I'm examining a proof that: $Z\bigl(GL(2,\mathbb R)\bigr)= \left\{ \pmatrix{ a & 0 \\ 0 & a } \,\middle|\, a \in \mathbb R\setminus\{0\} \right\} $, where $Z$ denotes the center of the general linear group $GL(2,\mathbb R)$.

I have one question on part of this proof:

Suppose we have a matrix of the form $aI$ where $I$ is the $2 \times 2$ identity matrix, then for any $A \in GL(2,\mathbb R)$:

$(aI)A=aA=Aa=A(aI)$*

Therefore such a matrix lies in $Z(GL(2,\mathbb R))$.

Why at * can we assume $aA=Aa$? Is it because $a$ is the identity matrix and $A$ is invertible so these properties imply multiplicative commutativity?

Sorry if this is a trivial question but help would be great!

Answer 1

Actually, $Aa$ is not a good choice of notation, but if you want to use it, I suggest that you define $Aa$ as being equal to $aA$.
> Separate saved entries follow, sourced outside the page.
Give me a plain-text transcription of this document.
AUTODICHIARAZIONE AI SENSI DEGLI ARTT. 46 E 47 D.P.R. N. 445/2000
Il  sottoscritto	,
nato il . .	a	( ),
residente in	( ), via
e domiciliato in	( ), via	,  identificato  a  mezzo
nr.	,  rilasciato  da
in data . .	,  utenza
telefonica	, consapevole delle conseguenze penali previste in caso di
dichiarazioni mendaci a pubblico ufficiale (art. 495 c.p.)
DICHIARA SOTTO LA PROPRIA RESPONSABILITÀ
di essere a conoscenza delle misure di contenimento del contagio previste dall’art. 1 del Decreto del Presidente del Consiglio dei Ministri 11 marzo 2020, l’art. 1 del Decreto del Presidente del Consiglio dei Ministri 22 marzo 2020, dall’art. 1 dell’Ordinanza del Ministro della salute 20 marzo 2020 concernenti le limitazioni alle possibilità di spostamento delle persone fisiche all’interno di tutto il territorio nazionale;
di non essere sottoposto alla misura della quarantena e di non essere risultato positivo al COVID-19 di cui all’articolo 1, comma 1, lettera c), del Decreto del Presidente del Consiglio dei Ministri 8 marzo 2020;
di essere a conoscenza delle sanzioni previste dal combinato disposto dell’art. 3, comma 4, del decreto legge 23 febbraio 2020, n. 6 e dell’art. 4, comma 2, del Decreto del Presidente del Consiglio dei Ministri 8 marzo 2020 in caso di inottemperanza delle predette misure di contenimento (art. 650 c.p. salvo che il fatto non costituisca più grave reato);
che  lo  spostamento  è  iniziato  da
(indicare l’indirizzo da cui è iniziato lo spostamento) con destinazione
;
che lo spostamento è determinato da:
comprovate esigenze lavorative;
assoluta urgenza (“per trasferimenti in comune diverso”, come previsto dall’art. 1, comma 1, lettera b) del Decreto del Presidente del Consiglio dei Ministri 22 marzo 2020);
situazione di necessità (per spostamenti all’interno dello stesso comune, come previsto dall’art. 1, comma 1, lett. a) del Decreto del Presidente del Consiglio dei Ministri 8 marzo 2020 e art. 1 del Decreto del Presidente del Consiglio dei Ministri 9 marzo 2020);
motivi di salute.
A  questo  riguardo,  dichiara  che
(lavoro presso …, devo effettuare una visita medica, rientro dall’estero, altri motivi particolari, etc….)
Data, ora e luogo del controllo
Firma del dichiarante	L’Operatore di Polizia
Anyway, observe that both $(a\operatorname{Id})A$ and $A(a\operatorname{Id})$ are equal to $aA$.

Answer 2

This follows from the fact that $a$ is a scalar (not the identity matrix).

Answer 3

I agree with Jose that we should not think about scalar multiplication from the left and scalar multiplication from the right - there is only one scalar multiplication. This scalar multiplication (which I will write on the left) does however have the following very useful property (relation to matrix multiplication):

$$(aA)B = a(AB) = A(aB)$$

For all matrices $A, B$, regardless of whether they commute. Using this and combining it with $IX = XI$ for all $X$ you get your answer:

$$(aI)A = I(aA) = (aA)I = A(aI)$$

where the outer two equalities ar instances of the 'useful property' of scalar multiplication and the inner equality is just $I$ commuting with everything.